Capítulo 2 O lobo sem matilha

Rurik acordou com sangue na boca.

De novo.

Sentado no chão da caverna, nu e coberto de terra, ele cuspiu o gosto metálico e encarou o vazio. O ar ali dentro era pesado, saturado de cheiro animal - dele, da fera, das noites em que perdia o controle e caçava sem lembrar. O corpo coberto de arranhões que não sabia de onde vieram. O peito arfando como se tivesse fugido de algo que ainda o seguia.

Mas o pior era o cheiro.

Ela.

Doce. Selvagem. Intoxicante.

E impossível.

Não fazia sentido. Não conhecia aquele aroma. Não conhecia aquela mulher. Mas seu corpo reagia como se pertencesse a ela. Como se tivesse sido feito para ser possuído por ela. E isso o enfurecia.

- Maldição... - rosnou, socando a parede da caverna com força suficiente para trincar a rocha.

As veias do braço saltaram. O lobo por baixo da pele respondeu ao chamado com prazer doentio. Ele o sentia ali, sempre à espreita. Mas agora, a coisa dentro dele estava inquieta. Ansiosa.

Não por sangue.

Por carne. Por toque.

Por ela.

Ele se levantou, caminhando até o limite da entrada. A noite ainda se estendia lá fora, cheia de sussurros e promessas quebradas. O vento trazia o cheiro da floresta. E, entre os galhos, o perfume dela ainda flutuava.

- Isso é uma brincadeira dos deuses? - cuspiu para o escuro.

Silêncio.

Desde que perdera a matilha, Rurik caçava sozinho. Os outros alfas o queriam morto. As fêmeas o evitavam. Ele era uma aberração: um alfa sem laço, sem clã, sem propósito. Só o instinto. Só a fome.

E agora... esse cheiro.

Esse chamado.

Ele fechou os olhos. E a viu.

Não o rosto. Mas a silhueta.

Luz da lua na pele nua.

Tatuagens que queimavam como marcas de posse.

E os olhos verdes como veneno.

Estava sonhando?

Estava perdendo o juízo?

Ou pior: estava sendo caçado.

Abriu os olhos.

O coração batia rápido demais. O lobo dentro dele rosnava baixo, impaciente.

Alguma coisa estava vindo. Ou ele estava sendo puxado para ela.

E isso só podia significar uma coisa.

Companheira.

Mas isso era impossível.

Ele não acreditava nesse tipo de vínculo.

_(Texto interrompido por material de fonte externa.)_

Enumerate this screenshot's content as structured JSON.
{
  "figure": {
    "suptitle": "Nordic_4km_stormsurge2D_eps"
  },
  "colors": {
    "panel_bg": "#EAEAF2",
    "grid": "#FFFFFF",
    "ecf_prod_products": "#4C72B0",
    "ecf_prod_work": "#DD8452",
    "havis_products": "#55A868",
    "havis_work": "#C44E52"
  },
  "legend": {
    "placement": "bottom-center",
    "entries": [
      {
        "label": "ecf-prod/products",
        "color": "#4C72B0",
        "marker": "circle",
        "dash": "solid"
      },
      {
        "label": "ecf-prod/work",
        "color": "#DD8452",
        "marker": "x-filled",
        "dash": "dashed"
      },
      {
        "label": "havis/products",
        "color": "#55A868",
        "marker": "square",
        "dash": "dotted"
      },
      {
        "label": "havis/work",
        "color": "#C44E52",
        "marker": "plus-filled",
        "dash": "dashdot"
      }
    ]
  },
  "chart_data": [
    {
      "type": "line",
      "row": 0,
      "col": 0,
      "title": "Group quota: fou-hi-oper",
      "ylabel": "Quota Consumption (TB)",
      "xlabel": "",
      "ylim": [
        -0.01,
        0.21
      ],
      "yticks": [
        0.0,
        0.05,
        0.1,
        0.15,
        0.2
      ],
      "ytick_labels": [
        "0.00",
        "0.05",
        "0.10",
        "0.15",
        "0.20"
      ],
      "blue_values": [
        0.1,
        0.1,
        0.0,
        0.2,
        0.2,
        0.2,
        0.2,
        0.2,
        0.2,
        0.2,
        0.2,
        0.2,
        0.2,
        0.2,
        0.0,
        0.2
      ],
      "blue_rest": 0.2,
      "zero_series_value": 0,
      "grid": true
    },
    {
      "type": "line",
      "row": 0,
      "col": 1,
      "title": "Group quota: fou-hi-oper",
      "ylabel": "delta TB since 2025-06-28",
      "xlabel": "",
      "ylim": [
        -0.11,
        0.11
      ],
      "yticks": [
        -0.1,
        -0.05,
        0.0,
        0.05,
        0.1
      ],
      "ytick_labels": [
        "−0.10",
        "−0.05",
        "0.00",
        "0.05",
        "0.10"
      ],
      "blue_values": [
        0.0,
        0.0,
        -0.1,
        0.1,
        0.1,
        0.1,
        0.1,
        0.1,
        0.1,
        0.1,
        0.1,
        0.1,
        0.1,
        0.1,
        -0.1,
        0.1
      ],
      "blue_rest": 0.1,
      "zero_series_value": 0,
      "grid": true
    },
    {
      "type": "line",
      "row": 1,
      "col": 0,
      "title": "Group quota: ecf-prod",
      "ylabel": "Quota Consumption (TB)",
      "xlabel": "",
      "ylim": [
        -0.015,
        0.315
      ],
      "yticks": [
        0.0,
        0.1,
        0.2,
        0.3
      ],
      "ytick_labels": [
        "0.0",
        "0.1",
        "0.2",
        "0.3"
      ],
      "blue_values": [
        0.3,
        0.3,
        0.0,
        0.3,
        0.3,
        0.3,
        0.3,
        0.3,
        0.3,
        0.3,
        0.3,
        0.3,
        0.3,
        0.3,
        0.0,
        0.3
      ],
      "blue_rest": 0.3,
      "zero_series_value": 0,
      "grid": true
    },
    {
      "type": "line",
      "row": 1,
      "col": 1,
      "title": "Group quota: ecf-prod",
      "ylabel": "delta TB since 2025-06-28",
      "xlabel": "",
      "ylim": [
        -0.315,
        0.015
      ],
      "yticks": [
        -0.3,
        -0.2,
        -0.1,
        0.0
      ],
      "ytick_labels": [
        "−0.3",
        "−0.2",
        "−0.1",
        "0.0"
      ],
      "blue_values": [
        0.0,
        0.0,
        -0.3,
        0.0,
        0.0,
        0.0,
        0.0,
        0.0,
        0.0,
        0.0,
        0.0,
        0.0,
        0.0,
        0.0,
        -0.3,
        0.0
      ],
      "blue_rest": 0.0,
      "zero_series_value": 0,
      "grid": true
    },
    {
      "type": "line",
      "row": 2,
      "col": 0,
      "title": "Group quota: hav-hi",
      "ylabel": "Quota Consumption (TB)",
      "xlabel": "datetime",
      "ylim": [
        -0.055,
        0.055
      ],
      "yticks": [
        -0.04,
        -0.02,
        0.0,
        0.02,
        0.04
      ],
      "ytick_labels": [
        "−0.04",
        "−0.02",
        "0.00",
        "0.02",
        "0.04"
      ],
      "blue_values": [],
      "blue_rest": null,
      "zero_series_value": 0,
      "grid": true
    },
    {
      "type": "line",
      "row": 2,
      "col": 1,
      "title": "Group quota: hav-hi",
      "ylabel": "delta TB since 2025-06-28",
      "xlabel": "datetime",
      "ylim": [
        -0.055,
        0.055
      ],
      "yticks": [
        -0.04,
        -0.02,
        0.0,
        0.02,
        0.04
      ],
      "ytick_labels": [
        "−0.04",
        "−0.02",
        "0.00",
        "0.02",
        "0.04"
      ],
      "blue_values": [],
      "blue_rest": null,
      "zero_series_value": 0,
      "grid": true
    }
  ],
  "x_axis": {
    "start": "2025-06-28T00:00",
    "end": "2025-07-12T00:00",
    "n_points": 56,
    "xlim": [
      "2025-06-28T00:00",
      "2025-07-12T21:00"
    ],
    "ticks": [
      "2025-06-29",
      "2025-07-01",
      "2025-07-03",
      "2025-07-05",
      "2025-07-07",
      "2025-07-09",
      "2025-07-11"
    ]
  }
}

Companheiras eram lendas de clãs decadentes. Histórias para justificar a obsessão de machos frágeis.

Não ele.

Não Rurik.

Mas o corpo dizia outra coisa.

E a fera também.

O vento mudou.

Rurik sentiu antes mesmo de ouvir.

Um calor subiu pela espinha como língua invisível. O ar ficou mais denso, mais doce. Algo se infiltrava sob a pele, queimando baixo. Um feitiço.

Ele rosnou.

Os olhos se tornaram âmbar. A pupila, fendida.

A fera queria sair.

- Não.

Mas a palavra foi fraca.

E a pele... marcou.

Um traço vermelho surgiu abaixo da clavícula. Fino, curvo, queimando como metal em brasa. Ele cambaleou para trás, ofegante, encarando o próprio corpo.

- O que é isso?

Não era tatuagem.

Não era ferida.

Era uma marca viva, um símbolo antigo. Parte encantamento, parte instinto.

Parte desejo.

A lenda voltava como murro na cara.

"Quando o vínculo for real, a carne lembrará antes da mente."

Ele tinha rido daquilo. Tinha quebrado dentes por muito menos. Agora, a maldita profecia ardia na própria pele. E o pior: não sentia raiva.

Sentia fome.

De novo, o cheiro dela. Mais forte.

Não vindo da floresta - vindo de dentro.

Como se ela estivesse sob a pele dele, pressionando os nervos, provocando a besta que dormia nas entranhas.

Ele caiu de joelhos. Os dedos cravaram o chão.

O lobo rugiu, e por um instante, os dois foram um só.

Um uivo baixo escapou por entre os dentes.

Desejo.

Fúria.

Reconhecimento.

- Quem é você...? - sussurrou, ofegante, com a testa colada à terra fria.

A resposta veio como sussurro dentro da cabeça. Uma voz de mulher.

Não disse nome.

Só uma frase.

"Me ache, lobo."

E o feitiço se rompeu.

Rurik arfou, suado, em choque, o corpo inteiro latejando.

Agora sabia.

Alguém o estava chamando.

E ele atenderia.

Não por escolha.

Por instinto.

E quando encontrasse essa mulher, essa bruxa, ele não saberia se queria devorá-la, dominá-la ou se ajoelhar.